We should expect less-than-perfect cooperation. But we get-less-than perfect cooperation from most liaison services. Look at our relationship with the Pakistani intelligence service, the ISI, which is occasionally among our most important allies against al-Qaeda and always our most difficult one. Even Omar Suleiman could be a difficult partner sometimes. So our expectations should be low at first. Only time and persistence will see if cooperation can become mutually fruitful.
At the same time, we will need to continue our decades of partnership with Saudi Arabia and other old allies. It is vital to fighting al-Qaeda in the Arabian Peninsula; the Saudis foiled al-Qaeda in the Arabian Peninsula’s last two attempts to attack the American homeland. The Saudis are central to containing Iran and critical to the global energy supply. We have tacitly accepted their intervention in Bahrain and have no plans to withdraw the Fifth Fleet from Manama. So here we back at the counter revolution.
Saudi policy is also inconsistent. They will not tolerate revolution against the monarchies of the Gulf or in Jordan, but they support it in Libya and Syria. Saudi intelligence chief Prince Bandar is sending guns to Syria even as he hires more Pakistani mercenaries to police Bahrain.
There is no end in sight to the Arab awakening, and no likelihood it will become any less complex a problem for America. We must help the revolutions succeed in North Africa and now in Syria, yet we have a great interest in keeping close ties with the world’s last absolute monarchy: the Kingdom.
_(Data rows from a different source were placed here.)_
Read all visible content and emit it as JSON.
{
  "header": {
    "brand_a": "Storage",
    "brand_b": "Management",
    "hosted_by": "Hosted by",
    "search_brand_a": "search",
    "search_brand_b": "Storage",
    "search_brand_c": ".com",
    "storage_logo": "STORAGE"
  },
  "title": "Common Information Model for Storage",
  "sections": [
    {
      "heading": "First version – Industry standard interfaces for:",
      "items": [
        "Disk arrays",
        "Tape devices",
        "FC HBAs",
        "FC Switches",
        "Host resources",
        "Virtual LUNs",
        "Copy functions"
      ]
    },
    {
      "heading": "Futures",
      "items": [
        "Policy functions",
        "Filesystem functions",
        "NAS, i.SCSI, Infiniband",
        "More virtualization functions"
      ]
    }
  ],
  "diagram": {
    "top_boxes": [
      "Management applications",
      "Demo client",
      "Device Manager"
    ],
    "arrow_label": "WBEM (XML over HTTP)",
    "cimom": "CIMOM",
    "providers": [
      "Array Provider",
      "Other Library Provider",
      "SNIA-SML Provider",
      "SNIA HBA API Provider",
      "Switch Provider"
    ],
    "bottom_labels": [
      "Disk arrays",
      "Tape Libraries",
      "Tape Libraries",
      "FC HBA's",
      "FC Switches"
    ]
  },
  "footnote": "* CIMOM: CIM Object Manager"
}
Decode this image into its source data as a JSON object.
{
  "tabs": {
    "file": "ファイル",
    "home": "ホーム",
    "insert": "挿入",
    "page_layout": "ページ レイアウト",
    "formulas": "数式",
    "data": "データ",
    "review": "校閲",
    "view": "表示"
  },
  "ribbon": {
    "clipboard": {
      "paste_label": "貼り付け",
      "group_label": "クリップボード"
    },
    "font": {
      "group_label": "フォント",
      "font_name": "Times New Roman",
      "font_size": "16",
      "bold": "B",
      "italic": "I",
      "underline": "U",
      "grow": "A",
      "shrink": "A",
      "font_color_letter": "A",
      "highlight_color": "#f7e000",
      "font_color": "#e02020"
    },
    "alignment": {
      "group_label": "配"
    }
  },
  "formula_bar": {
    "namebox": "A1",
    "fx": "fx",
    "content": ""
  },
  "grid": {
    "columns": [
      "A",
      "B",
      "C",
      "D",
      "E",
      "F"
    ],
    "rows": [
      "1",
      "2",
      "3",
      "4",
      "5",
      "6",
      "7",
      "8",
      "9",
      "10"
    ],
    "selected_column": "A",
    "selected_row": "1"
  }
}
Articulating this policy is hard, especially in public. President Obama did not even mention Saudi Arabia when he gave his most expansive speech on the revolutions. On Monday night, Oct. 22, we will hear the president and Governor Romney debate foreign policy. We deserve a thoughtful and insightful conversation about what each would do in context of the Arab awakening.
Bruce Riedel is a Senior Fellow at the Brookings Institution's Saban Center and a professor at Johns Hopkins School of Advanced International Studies. A specialist on the Middle East, he served in the CIA for thirty years.